The National Council on Compensation Insurance, headquartered in Florida, posted a new research study regarding a continuing increase in treatments per workers compensation claims.
NCCI says in recent years, workers’ compensation medical costs have grown dramatically and that there are several factors influencing the growth in treatments per claim.
Over the last half of the 1990s, medical severity grew at more than three times the rate of medical price inflation (over 70 percent vs. 21 percent, respectively, from 1996/1997 to 2001/2002), according to NCCI.
In a study published in 2007, NCCI sought to identify the factors that
contributed to this growth. That study found:
·An increase in treatments per claim contributed a little more than
50 percent
·An increase in average cost per service generated a little more than
25 percent
·A shift to more costly injuries accounted for about 20 percent of the
increase in medical severity
In this paper, NCCI updates the data through accident year 2002/2003 and examines the components of the significant increase in treatments per claim because that was identified as the key driver of the increase in severity in the late 1990s, NCCI said.

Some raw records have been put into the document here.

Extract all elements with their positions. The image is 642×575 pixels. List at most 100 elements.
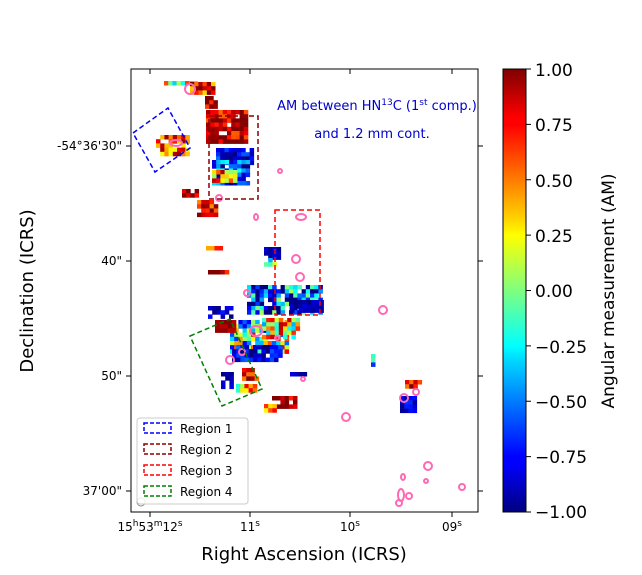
am-pixel bbox=[242, 341, 248, 346]
am-pixel bbox=[234, 341, 239, 346]
am-pixel bbox=[210, 139, 215, 144]
am-pixel bbox=[298, 308, 303, 313]
am-pixel bbox=[293, 310, 298, 315]
am-pixel bbox=[222, 110, 228, 115]
am-pixel bbox=[314, 297, 319, 303]
am-pixel bbox=[181, 143, 186, 148]
am-pixel bbox=[229, 314, 234, 319]
am-pixel bbox=[249, 148, 255, 153]
am-pixel bbox=[276, 289, 281, 294]
am-pixel bbox=[177, 151, 182, 157]
am-pixel bbox=[276, 310, 281, 315]
am-pixel bbox=[408, 396, 413, 401]
am-pixel bbox=[294, 300, 299, 305]
am-pixel bbox=[214, 126, 219, 132]
am-pixel bbox=[229, 384, 234, 390]
am-pixel bbox=[232, 156, 238, 161]
region-1 bbox=[132, 106, 191, 174]
am-pixel bbox=[216, 172, 221, 178]
am-pixel bbox=[243, 139, 249, 144]
am-pixel bbox=[280, 400, 285, 405]
am-pixel bbox=[211, 86, 216, 91]
am-pixel bbox=[239, 135, 245, 140]
am-pixel bbox=[198, 82, 203, 87]
am-pixel bbox=[164, 151, 169, 157]
am-pixel bbox=[251, 301, 256, 307]
am-pixel bbox=[216, 310, 221, 315]
contour-ring bbox=[295, 213, 307, 221]
am-pixel bbox=[228, 148, 234, 153]
am-pixel bbox=[224, 152, 229, 157]
am-pixel bbox=[259, 306, 265, 311]
contour-ring bbox=[395, 499, 403, 507]
am-pixel bbox=[227, 118, 232, 123]
am-pixel bbox=[241, 176, 246, 182]
am-pixel bbox=[278, 353, 283, 358]
am-pixel bbox=[227, 328, 233, 333]
am-pixel bbox=[290, 308, 295, 313]
am-pixel bbox=[238, 336, 243, 342]
am-pixel bbox=[177, 135, 182, 140]
contour-ring bbox=[412, 388, 420, 396]
am-pixel bbox=[214, 246, 219, 251]
am-pixel bbox=[280, 404, 285, 409]
am-pixel bbox=[227, 126, 232, 132]
am-pixel bbox=[295, 322, 301, 327]
am-pixel bbox=[302, 300, 308, 305]
am-pixel bbox=[241, 156, 246, 161]
am-pixel bbox=[400, 404, 405, 409]
am-pixel bbox=[212, 174, 217, 179]
am-pixel bbox=[248, 349, 254, 354]
am-pixel bbox=[222, 139, 228, 144]
y-tick-label-1: 40" bbox=[101, 254, 122, 268]
am-pixel bbox=[265, 357, 271, 363]
am-pixel bbox=[213, 204, 219, 209]
am-pixel bbox=[230, 336, 235, 342]
am-pixel bbox=[232, 349, 237, 354]
colorbar-label: Angular measurement (AM) bbox=[599, 173, 619, 408]
am-pixel bbox=[237, 181, 242, 186]
am-pixel bbox=[298, 300, 303, 305]
am-pixel bbox=[280, 396, 285, 401]
am-pixel bbox=[244, 388, 249, 393]
am-pixel bbox=[259, 341, 264, 346]
am-pixel bbox=[218, 110, 224, 115]
am-pixel bbox=[210, 135, 215, 140]
am-pixel bbox=[233, 174, 238, 179]
colorbar-tick-label-8: −1.00 bbox=[535, 503, 587, 523]
am-pixel bbox=[268, 262, 273, 267]
contour-ring bbox=[215, 194, 223, 202]
am-pixel bbox=[243, 135, 249, 140]
am-pixel bbox=[230, 332, 235, 338]
am-pixel bbox=[172, 81, 177, 86]
contour-ring bbox=[423, 478, 429, 484]
am-pixel bbox=[206, 122, 211, 128]
am-pixel bbox=[371, 358, 376, 363]
am-pixel bbox=[224, 181, 230, 186]
am-pixel bbox=[164, 135, 169, 140]
am-pixel bbox=[229, 376, 234, 381]
am-pixel bbox=[276, 251, 282, 256]
am-pixel bbox=[268, 285, 273, 290]
am-pixel bbox=[194, 189, 200, 194]
am-pixel bbox=[194, 82, 199, 87]
am-pixel bbox=[314, 285, 319, 290]
colorbar-tick-label-4: 0.00 bbox=[535, 282, 573, 302]
am-pixel bbox=[284, 345, 290, 350]
am-pixel bbox=[213, 208, 219, 213]
am-pixel bbox=[241, 160, 246, 165]
am-pixel bbox=[234, 336, 239, 342]
am-pixel bbox=[242, 336, 248, 342]
am-pixel bbox=[287, 326, 292, 331]
am-pixel bbox=[172, 147, 178, 153]
am-pixel bbox=[216, 170, 221, 175]
am-pixel bbox=[255, 341, 260, 346]
am-pixel bbox=[278, 330, 284, 336]
am-pixel bbox=[205, 204, 210, 209]
am-pixel bbox=[412, 408, 418, 414]
am-pixel bbox=[408, 408, 413, 414]
am-pixel bbox=[220, 170, 225, 175]
am-pixel bbox=[237, 164, 242, 169]
am-pixel bbox=[233, 164, 238, 169]
am-pixel bbox=[231, 122, 236, 128]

In the recent study, NCCI investigated claims with and without surgery and separated the overall increase in treatments per claim into its
components.
Key Findings include:
·The increase in the share of claims with surgery accounted for about
25 percent of the overall increase in treatments per claim. Surgical
claims involved more than twice the number of treatments per claim,
particularly physical therapy and drug treatments.
·The primary drivers of the increases in treatments per claim varied
by service group.
·Treatments per claim overall were significantly impacted by physical
therapy treatments, which constituted approximately 50 percent of all treatments per claim.
·Overall, the most significant increases in treatments per claim
occurred in 2000 and 2001, and have slowed in the most recent years.
However, many of the more cost-intensive service groups have continued to increase.